Policy & Market


Surprise rise in global emissions brings greater urgency to climate talks in Bonn

The 14th session of the Ad Hoc Working Group on Long-term Co-operative Action under the Convention (second part) (AWG-LCA 14) is not a title to send the blood racing.

But the meeting next week in Germany — part of the wider UN framework talks on climate change — could not be more heart-poundingly important.

It is another pivotal staging post in the quest to produce a successor treaty to the Kyoto Protocol. And the session at the Maritim Hotel in Bonn, comes amid a flurry of new statistics, painting a dismal picture about escalating carbon emissions.

Previously unpublished estimates from the International Energy Agency (IEA), out this week, show greenhouse gas emissions grew by a record amount last year, to the highest level in recorded history: 30.6 gigatonnes (Gt), up 1.6Gt on 2009.
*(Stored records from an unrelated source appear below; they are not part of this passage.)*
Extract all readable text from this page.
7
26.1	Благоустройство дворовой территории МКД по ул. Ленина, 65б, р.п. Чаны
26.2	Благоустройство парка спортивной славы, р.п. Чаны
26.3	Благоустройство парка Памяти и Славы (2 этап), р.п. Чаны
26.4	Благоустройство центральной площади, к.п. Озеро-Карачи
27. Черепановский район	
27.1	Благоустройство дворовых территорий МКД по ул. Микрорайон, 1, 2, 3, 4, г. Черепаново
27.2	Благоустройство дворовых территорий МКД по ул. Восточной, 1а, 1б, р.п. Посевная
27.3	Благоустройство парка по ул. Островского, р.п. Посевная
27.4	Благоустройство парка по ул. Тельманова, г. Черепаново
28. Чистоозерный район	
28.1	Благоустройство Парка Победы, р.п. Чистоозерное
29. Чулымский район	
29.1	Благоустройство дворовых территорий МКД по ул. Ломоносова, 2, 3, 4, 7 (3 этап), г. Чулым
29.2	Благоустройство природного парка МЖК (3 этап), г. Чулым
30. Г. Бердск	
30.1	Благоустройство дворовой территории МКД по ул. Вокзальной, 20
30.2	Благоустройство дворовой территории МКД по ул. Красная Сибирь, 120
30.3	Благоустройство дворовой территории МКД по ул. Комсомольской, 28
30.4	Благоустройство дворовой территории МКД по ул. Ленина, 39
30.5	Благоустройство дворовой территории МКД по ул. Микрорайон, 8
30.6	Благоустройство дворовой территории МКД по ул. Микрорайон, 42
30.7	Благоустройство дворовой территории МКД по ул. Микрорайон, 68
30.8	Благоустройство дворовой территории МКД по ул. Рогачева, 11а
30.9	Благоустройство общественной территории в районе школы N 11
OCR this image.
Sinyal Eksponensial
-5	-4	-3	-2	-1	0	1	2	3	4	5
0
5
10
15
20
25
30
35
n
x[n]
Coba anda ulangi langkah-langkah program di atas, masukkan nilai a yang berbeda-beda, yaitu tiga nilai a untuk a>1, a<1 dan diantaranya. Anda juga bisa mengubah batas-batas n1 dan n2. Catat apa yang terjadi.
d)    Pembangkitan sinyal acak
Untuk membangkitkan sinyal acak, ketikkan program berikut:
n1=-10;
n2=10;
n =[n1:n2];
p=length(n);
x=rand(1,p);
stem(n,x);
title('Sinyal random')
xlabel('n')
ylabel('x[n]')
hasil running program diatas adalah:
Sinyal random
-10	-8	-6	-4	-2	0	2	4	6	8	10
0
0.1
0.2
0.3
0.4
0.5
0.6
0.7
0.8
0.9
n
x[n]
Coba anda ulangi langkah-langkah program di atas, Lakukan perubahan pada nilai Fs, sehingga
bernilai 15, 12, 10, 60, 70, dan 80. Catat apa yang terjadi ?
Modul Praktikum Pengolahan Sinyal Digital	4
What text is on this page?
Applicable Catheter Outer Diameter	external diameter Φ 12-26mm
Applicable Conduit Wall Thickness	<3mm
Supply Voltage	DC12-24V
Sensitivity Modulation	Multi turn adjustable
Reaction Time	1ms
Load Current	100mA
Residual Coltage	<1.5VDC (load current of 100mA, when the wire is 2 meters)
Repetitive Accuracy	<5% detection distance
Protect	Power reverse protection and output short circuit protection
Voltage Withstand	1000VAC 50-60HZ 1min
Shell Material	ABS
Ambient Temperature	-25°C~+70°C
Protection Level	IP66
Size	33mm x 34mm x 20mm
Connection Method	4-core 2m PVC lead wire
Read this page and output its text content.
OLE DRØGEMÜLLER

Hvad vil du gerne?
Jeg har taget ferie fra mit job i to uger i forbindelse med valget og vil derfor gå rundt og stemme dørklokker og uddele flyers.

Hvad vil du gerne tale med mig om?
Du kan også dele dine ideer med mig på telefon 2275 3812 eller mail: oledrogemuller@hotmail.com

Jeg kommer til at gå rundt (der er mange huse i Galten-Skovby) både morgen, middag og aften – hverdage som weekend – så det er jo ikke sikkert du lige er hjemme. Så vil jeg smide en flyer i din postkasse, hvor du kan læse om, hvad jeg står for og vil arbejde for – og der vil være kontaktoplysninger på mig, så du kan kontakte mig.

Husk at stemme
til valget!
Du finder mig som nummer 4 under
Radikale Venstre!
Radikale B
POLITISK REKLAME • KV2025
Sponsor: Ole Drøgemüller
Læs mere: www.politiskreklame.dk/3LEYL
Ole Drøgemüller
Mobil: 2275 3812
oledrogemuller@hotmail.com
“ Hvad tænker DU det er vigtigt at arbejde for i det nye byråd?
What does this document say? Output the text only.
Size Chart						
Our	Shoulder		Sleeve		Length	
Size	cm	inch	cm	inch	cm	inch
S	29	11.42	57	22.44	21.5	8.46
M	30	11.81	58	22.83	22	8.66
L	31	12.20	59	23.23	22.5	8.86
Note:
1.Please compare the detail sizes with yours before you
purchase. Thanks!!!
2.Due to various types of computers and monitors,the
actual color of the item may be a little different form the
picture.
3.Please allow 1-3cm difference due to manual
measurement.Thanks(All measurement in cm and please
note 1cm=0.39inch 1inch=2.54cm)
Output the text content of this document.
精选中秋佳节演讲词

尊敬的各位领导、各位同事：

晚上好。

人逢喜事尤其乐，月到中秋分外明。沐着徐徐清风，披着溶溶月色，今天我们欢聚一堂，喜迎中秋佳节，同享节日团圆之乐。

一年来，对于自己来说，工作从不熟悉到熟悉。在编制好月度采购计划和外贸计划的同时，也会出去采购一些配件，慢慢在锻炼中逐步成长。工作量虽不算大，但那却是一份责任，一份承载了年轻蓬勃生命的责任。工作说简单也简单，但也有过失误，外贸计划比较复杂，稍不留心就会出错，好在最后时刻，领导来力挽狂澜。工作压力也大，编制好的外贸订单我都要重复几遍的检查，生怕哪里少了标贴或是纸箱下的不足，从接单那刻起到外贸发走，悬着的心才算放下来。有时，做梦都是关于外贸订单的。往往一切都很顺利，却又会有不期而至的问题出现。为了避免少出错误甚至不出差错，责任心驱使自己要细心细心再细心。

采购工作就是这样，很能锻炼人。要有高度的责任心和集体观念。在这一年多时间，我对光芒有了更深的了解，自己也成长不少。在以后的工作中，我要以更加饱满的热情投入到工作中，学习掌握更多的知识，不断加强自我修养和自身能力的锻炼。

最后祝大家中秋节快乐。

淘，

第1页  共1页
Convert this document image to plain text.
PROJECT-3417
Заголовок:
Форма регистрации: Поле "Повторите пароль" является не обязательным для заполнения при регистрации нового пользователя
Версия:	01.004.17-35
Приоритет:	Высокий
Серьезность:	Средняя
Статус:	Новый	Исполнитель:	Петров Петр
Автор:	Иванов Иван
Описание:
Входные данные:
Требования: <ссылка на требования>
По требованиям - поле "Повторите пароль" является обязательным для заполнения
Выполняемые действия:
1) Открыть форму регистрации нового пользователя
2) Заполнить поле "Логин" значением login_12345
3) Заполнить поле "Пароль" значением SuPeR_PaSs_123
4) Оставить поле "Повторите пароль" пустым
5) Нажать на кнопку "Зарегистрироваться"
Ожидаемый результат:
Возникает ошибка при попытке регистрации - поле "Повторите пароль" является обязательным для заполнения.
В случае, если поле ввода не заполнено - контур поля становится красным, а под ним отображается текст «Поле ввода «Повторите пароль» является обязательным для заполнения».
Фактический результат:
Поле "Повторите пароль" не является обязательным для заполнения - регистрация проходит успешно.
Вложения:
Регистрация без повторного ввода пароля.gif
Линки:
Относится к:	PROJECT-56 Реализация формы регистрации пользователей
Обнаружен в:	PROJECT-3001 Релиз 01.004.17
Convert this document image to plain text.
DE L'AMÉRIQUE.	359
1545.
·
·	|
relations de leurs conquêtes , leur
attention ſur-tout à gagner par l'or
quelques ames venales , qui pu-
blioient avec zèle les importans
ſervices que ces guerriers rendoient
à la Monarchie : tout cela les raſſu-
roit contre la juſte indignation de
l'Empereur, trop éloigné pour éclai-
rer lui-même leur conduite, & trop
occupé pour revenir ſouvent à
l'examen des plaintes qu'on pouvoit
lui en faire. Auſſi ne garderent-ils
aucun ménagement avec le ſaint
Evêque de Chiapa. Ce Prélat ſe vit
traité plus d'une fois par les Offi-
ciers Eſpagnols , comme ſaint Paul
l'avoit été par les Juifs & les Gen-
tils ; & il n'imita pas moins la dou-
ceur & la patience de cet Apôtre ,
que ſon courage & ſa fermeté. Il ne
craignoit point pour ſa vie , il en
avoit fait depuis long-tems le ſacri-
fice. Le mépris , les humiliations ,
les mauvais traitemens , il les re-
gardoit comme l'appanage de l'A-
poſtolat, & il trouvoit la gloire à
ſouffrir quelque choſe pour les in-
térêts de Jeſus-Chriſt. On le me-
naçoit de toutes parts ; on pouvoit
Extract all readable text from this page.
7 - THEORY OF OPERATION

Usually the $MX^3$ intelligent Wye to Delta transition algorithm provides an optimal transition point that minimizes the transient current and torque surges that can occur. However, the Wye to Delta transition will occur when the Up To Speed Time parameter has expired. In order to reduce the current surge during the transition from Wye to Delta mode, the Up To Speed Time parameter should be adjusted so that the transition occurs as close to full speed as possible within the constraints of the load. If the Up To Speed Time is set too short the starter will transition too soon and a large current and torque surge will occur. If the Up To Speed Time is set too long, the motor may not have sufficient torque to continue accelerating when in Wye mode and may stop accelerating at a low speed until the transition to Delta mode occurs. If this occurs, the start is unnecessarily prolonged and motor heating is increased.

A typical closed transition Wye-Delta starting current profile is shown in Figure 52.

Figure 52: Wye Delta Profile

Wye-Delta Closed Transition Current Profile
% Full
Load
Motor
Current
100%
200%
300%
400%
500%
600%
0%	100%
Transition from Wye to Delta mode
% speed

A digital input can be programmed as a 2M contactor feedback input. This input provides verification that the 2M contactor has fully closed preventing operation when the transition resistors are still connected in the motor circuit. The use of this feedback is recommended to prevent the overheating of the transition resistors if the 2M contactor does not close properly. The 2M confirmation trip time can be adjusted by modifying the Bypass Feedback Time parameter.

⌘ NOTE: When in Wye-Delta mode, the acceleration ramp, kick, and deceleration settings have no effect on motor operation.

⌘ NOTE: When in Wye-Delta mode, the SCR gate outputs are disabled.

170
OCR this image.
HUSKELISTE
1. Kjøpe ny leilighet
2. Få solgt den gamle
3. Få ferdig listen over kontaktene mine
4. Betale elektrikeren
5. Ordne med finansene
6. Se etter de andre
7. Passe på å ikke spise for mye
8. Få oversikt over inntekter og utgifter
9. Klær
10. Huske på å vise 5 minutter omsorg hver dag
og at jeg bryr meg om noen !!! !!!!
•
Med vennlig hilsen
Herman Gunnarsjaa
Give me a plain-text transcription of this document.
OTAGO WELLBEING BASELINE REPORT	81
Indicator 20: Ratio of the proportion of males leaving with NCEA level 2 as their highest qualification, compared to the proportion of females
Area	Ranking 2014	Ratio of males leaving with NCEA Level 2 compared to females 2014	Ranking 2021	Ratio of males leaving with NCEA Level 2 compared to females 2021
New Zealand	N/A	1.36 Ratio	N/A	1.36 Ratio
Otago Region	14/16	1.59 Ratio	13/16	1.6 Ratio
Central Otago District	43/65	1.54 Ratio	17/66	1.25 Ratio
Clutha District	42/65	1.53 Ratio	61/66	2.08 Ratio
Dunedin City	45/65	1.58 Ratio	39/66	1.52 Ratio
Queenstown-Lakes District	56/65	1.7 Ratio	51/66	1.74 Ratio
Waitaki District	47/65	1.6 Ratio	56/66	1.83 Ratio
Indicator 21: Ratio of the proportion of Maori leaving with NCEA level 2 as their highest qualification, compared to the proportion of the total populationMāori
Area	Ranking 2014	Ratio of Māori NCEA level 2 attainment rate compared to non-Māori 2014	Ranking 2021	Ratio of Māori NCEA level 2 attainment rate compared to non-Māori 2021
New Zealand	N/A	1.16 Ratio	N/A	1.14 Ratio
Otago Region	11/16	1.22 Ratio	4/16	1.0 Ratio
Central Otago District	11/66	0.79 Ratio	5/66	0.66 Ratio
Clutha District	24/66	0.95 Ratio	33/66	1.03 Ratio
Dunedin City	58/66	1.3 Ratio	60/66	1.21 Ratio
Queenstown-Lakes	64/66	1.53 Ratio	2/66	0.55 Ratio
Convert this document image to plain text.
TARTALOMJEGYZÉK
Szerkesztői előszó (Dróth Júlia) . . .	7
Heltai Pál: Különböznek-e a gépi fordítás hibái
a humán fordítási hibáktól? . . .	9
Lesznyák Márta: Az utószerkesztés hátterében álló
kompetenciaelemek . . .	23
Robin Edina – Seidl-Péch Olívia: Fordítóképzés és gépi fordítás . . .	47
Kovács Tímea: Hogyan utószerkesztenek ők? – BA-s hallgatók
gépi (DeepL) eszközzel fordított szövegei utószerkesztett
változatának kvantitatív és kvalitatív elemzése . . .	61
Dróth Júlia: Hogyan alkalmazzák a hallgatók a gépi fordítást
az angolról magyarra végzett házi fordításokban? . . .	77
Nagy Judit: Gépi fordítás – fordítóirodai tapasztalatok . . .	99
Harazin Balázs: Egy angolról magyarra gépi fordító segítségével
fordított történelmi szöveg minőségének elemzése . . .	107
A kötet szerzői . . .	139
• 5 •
This is significant — not just because the figure comes from a highly conservative, hydrocarbon-friendly organisation such as the IEA — but because the world is still recovering from the biggest economic recession and downturn in energy-demand since the 1930s.

It makes you ask what on earth would have happened if there had been no banking crisis and economic slump?

Either way, these emissions put the world back on its “business as usual” path that the Intergovernmental Panel on Climate Change had previously warned would mean a 50% chance of a dramatic rise in global average temperatures of more than 4°C by 2100.

The IEA, assembled by Western oil-consuming countries after the 1973 oil crisis to counter Opec, believes the world needs to be at 32Gt in 2020 to avoid massive economic and social disruption.

We are extremely close to this point already, and yet 80% of electricity power stations likely to be in use at the end of the decade are in place (and hydrocarbon-fuelled) and pouring out more than 11Gt of CO 2 annually.

Meanwhile, Switzerland has joined Germany in insisting it will scrap all (low-carbon) nuclear plants. And, as Ben Backwell noted in Recharge last week, national financial bailouts in Europe are demanding cutbacks in subsidies to renewables.

Yet still a debate rages in countries such as the UK and US about whether we can “afford” to pump public money into green technology.

The Bonn climate talks are meant to discuss the need for a second phase to the Kyoto Protocol, whose original agreements run out in 2013.

Russia, Japan and Canada told the recent G8 summit at Deauville they that would not sign up to a second round of carbon cuts under the Kyoto Protocol at UN talks this year.

The US has also reiterated it will remain outside the treaty, European diplomats have said.

Opponents say they want a completely new agreement that would bind developing countries such as China and India, but environmentalists are worried that this is just a delaying tactic aimed at slowing any kind of global deal.

EU Commissioner for Climate Action Connie Hedegaard also seems to have given up on pushing emissions-targets from 20% by 2020 to 30%. In the light of the latest IEA numbers on CO 2, maybe that is realistic.

Britain has opted for the goal of a 35% reduction by 2022, but latest statistics from the UK’s Department of Energy and Climate Change show nearly a 3% rise in 2010 alone.

Norway — not a member of the EU but a leader in the carbon-cut race by virtue of imposing its own 30% reduction by 2020 — saw an increase of 5% in emissions last year, according to new figures.

Interestingly, and deeply worryingly, Fatih Birol, the chief economist at the IEA, told The Guardian: “The significance of climate change in international policy debate is much less pronounced than it was a few years ago. It is difficult to say the wind is blowing in the right direction.”

Which is all very ironic for a renewables industry struggling to make its voice heard above a more politically savvy hydrocarbon lobby, urging ministers worldwide to “dash for gas”.

Oil companies are keen to present liquefied natural gas or shale gas as the answer to everyone’s prayers. Indeed, these are lower carbon alternatives to coal-fired power stations, but they are still adding to the CO 2 burden.

One can take some relief from the fact that Lord Stern, the architect of the influential Stern Report on climate change, is alarmed at the current state of play — but not overly pessimistic.

He is convinced that the five-year plan to 2015 published in March by China, while outside of the Kyoto Protocol, is making strides on cutting CO 2. He says it is time the rest of the world starts seeing the move to a low-carbon economy as a growth opportunity and not a curb.